What changed me from an amateur into a professional was getting a really firm grip on the fundamentals -- Toshiro Kageyama (7d Professional Go Player)
It was pretty much the only advise I remember my dad repeatedly give me, both before starting undergrad and before starting my masters just a few months ago: focus on the fundamentals. He may have said other things, but focus on the fundamentals is the only phrase that really stuck.

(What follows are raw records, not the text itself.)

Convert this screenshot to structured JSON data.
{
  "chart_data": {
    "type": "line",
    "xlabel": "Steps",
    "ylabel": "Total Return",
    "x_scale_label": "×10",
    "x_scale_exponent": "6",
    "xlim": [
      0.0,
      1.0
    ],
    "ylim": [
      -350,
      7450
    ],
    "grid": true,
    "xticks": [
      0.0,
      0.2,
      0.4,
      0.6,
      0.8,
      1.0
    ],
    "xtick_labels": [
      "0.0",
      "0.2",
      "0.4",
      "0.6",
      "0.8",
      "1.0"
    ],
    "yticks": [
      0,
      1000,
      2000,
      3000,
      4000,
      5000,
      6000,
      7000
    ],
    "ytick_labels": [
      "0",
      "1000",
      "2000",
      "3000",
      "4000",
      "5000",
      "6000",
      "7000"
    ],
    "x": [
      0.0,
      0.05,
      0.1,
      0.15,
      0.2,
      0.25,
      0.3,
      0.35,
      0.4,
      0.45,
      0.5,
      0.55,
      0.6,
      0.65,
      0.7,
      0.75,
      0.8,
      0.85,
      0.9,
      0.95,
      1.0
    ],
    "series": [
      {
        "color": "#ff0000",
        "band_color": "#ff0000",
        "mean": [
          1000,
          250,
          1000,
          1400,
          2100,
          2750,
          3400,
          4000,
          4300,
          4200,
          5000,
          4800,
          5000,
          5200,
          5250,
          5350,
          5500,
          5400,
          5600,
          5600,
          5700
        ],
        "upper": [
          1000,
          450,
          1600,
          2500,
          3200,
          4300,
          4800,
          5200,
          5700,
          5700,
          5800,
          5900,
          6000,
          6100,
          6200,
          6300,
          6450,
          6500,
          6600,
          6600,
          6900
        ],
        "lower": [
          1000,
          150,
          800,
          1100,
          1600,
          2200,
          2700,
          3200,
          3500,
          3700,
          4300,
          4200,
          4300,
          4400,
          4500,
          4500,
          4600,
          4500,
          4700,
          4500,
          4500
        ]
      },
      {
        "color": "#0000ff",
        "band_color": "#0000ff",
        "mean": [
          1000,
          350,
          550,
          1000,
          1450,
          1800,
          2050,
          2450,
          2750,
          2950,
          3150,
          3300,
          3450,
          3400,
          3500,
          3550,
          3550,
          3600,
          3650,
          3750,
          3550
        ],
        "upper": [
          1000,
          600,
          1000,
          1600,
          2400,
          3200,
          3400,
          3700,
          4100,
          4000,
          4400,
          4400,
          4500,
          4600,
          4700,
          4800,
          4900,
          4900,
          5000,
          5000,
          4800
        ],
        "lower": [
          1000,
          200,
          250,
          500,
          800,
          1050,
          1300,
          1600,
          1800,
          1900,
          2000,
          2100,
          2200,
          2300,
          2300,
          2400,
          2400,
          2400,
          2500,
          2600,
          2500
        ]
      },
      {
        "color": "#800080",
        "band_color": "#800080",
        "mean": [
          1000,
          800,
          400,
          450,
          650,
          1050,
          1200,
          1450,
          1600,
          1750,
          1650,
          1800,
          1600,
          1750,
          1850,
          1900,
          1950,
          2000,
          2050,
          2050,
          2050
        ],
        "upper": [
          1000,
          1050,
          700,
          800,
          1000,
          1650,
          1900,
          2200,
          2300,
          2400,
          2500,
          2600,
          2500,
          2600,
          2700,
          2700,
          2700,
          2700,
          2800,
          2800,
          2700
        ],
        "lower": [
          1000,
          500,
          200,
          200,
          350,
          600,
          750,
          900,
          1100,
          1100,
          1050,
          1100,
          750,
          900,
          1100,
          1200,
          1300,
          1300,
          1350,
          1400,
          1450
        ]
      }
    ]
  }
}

You might have heard of the story of Da Vinci and the egg that illustrates this concept:
It has been said that when Da Vinci first came to Verrocchio’s workshop, he was told to draw eggs. Day after day, Da Vinci was told to draw eggs all the time. One day, Da Vinci finally got tired of drawing eggs so that he came to his master Verrocchio for complaint. However, his master explained to him of profound significance “Drawing eggs is not a simple thing to do, even for the same egg, if you change the observation angle, the light will change as well, and you will find the different shape of it.” Da Vinci suddenly understood the purpose of his master. After then, Da Vinci accepted drawing eggs with an open mind which actually helped him built the foundation of further achievement.The fundamentals can often be less interesting than whatever is new and shiny. It requires patience and honest self-assessment about how much one actually understands. It's always so tempting to "move fast and break things". But a firm grasp on the fundamentals is necessary to be able to intuit deep connections and do meaningful work.
There's a second part to the argument for focusing on the fundamentals. Popular research will move on, and that whatever is new and shiny now will cease to be important in a few years. The skills that will stay relevant for a long time will end up being the fundamentals, the things that won't change or go out of favour. This is even more crucial in a field like machine learning that moves lightning fast.
But what exactly are the fundamentals of machine learning? There are the obvious tools like linear algebra and multivariate calculus. There's regression and its generalizations, gradient descent and its second-order extensions, back-propagations and the like. What about all the types of neural networks with the many acronyms like CNN, RNN, LSTM, ...? At what point do we break away from the fundamentals and find ourselves in the arena of popular research, the kind of things that will cease to be important in a few years?
What's been smelling most like fundamentals in the last few months have been variational inference and variational autoencoders (VAE's). They come up everywhere in recent research, but VAE's were only introduced in 2014!
It's possible that something else will take its place in another few years. If so, is it still a fundamental? Perhaps machine learning is just such a young field that the fundamentals are still being built?